Tuesday, May 15, 2012

A "Wale" of a story in the making


Tuesday, May 15, 2012

I was born with a great imagination, and as I was flying over the North Atlantic Ocean one week ago on my way to Britain I thought my mind’s eye had a pretty good idea what this trip would be like.

Suffice to say I had no clue. This experience has been more than anything I could have possibly dreamed for myself.

I don’t even know where to begin. My editor would say to start with the most important thing and even that advice is difficult just now because there are so many stories trying to jump through my fingertips to the keyboard.

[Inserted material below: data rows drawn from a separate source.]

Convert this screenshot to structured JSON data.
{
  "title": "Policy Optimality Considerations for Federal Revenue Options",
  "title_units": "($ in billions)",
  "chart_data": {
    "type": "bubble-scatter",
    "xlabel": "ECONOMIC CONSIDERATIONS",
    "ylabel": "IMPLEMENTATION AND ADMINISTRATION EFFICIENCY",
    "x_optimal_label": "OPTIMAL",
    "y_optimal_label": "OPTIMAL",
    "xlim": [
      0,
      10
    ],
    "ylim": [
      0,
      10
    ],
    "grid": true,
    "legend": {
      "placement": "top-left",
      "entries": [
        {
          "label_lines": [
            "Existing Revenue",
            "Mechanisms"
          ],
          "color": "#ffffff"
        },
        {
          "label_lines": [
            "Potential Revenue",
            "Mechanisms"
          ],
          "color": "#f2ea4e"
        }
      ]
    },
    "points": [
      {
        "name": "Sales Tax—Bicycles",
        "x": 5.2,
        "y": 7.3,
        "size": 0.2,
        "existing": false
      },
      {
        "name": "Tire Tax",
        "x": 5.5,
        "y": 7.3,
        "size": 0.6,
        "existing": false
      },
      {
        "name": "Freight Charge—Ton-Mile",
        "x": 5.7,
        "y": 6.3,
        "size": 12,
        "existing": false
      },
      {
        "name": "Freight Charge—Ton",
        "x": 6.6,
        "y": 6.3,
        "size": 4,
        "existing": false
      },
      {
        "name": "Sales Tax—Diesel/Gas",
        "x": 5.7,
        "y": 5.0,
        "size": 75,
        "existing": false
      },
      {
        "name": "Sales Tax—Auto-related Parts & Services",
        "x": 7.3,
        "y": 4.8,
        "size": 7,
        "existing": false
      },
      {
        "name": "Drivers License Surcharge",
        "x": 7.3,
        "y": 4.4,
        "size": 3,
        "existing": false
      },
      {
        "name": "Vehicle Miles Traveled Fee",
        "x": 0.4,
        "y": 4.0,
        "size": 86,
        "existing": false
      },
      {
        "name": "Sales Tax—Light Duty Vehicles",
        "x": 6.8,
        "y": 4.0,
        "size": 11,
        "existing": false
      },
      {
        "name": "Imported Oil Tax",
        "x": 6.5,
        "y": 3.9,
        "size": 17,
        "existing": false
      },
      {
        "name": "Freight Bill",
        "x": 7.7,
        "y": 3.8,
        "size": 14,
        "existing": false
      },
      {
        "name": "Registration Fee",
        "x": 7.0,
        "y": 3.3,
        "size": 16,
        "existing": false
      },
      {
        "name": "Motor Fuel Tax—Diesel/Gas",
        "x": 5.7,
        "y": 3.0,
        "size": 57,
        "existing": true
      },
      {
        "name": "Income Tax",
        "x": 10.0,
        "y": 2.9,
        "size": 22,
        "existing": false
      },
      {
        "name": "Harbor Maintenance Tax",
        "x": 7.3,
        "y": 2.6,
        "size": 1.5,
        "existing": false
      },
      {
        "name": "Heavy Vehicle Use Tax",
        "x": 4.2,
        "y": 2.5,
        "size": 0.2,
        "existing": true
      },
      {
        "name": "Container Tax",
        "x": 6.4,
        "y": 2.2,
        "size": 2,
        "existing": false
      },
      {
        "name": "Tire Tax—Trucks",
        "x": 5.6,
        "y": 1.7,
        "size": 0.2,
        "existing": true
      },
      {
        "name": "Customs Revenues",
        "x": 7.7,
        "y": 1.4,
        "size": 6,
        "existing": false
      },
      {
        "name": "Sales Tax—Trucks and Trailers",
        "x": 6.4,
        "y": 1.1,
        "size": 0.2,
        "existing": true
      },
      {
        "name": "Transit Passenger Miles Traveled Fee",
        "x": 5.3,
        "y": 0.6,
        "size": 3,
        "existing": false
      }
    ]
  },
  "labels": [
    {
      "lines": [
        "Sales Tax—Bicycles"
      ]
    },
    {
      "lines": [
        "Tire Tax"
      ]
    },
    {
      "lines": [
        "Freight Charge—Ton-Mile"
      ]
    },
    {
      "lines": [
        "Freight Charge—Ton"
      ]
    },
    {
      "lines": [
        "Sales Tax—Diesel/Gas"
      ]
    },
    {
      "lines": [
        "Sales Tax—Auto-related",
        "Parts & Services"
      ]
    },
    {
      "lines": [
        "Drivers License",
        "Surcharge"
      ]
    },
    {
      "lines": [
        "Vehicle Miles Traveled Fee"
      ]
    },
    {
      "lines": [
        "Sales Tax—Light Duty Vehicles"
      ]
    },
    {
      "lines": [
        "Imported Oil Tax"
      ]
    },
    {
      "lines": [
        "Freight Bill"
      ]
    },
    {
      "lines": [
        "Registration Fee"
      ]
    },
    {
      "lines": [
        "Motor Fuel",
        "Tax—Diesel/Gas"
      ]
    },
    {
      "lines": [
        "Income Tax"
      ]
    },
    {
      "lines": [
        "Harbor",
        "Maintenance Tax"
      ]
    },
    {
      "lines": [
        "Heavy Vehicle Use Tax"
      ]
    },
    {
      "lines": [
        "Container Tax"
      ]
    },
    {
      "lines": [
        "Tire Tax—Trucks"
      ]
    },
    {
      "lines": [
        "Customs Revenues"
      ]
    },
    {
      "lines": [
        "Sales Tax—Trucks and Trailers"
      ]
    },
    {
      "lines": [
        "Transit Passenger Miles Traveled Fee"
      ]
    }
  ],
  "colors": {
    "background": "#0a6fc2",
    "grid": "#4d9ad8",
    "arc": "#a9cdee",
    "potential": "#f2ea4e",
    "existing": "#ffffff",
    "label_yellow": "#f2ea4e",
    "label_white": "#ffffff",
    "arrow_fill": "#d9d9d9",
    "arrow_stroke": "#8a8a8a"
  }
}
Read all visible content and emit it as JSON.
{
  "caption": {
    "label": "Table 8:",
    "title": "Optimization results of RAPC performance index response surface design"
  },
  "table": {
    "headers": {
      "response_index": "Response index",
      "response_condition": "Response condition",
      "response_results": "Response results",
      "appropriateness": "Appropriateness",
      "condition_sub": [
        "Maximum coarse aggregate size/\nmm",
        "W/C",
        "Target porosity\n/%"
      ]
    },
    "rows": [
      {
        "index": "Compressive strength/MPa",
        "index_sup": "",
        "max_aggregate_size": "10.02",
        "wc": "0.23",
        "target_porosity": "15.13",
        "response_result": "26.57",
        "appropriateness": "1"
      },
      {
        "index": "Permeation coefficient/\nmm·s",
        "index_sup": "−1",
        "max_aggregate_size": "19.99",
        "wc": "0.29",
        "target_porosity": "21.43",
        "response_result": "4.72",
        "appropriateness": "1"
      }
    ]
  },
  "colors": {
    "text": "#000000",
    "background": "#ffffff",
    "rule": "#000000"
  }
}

The eight-hour flight to Europe was long and I didn’t sleep a wink. How could I? I was alight with anticipation not to mention that I could not take my eyes off the near full moon that shone in the night sky and through my airplane window for the entire journey. 

We reached the north coast of Ireland and England just before dawn and at 39,000 ft and clear skies it was a sight to behold as the cities below were lit up in the colour of gold.

When I landed in Amsterdam for a 10-hour layover I felt like I could do anything. The world was my oyster.
But even oysters wind up in nets.

The time and space continuum froze for me when six Dutch security guards gathered to ponder an anomaly in my carry-on luggage as it passed through the x-ray machine at the boarding gate for the flight to Wales.

I felt like a foreigner in a foreign country. Wait a minute—I was.

Another guard appeared and took my passport from my trembling fingers and pulled out his mobile phone. All I heard was my birth name and “Cardiff, Wales” tossed about in another language.

I was convinced I was a goner. My identity would be red-flagged at every airport on every continent. They made movies called “Missing” and “Vanished” about these kinds of things.

 I looked up and there were the wide-eyed faces of all my co-passengers who were sitting pretty and in the clear and staring at my folly.

Security was backed up for 15 minutes as I waited for “special ops” to arrive. I was sweating like Arnold Schwarzenegger when his wife found out about the housekeeper, but I also was as clueless as Alicia Silverstone about what could possibly be in my possession to cause such an international incident.

Eventually a guy who looked like Alan Rickman (the actor who played the bad guy in “Die Hard”) arrived wearing a flack jacket and walked over to me after looking at the x-ray image and promptly said “tell me everything that is in your bag—exactly.”
My mind went blank and all that spilled out of my mouth was “Well, I ate all the chocolate.”

It was hopeless. My nerves shot, I couldn’t remember but four of the some 25 things I had packed in that bag.

“Mr. Flack Jacket,” with a stern, heavy accent and with big blue vein throbbing in his forehead, held up his hand and said, “I will get your bag and we will open it together.”

I had nearly everything pulled out of the bag onto the table, naming off each item as I went as eight security guards stood around the contents. Suddenly one of them pointed to the earplugs for my iPhone and a metal belt clip on the “travel approved” silk zip bag that had contained my passport.

Mr. Flack Jacket nodded and left and I was free to go.

If it weren’t for the streak of white hair that had suddenly appeared on my head, there’d have been no evidence of the incident—unless of course we counted the huddle of passengers who had all moved to the other side of the room when I stepped through security to sit down amongst my fellow flyers.

The rest of the trip was “crackin,” but that’s another story—or two.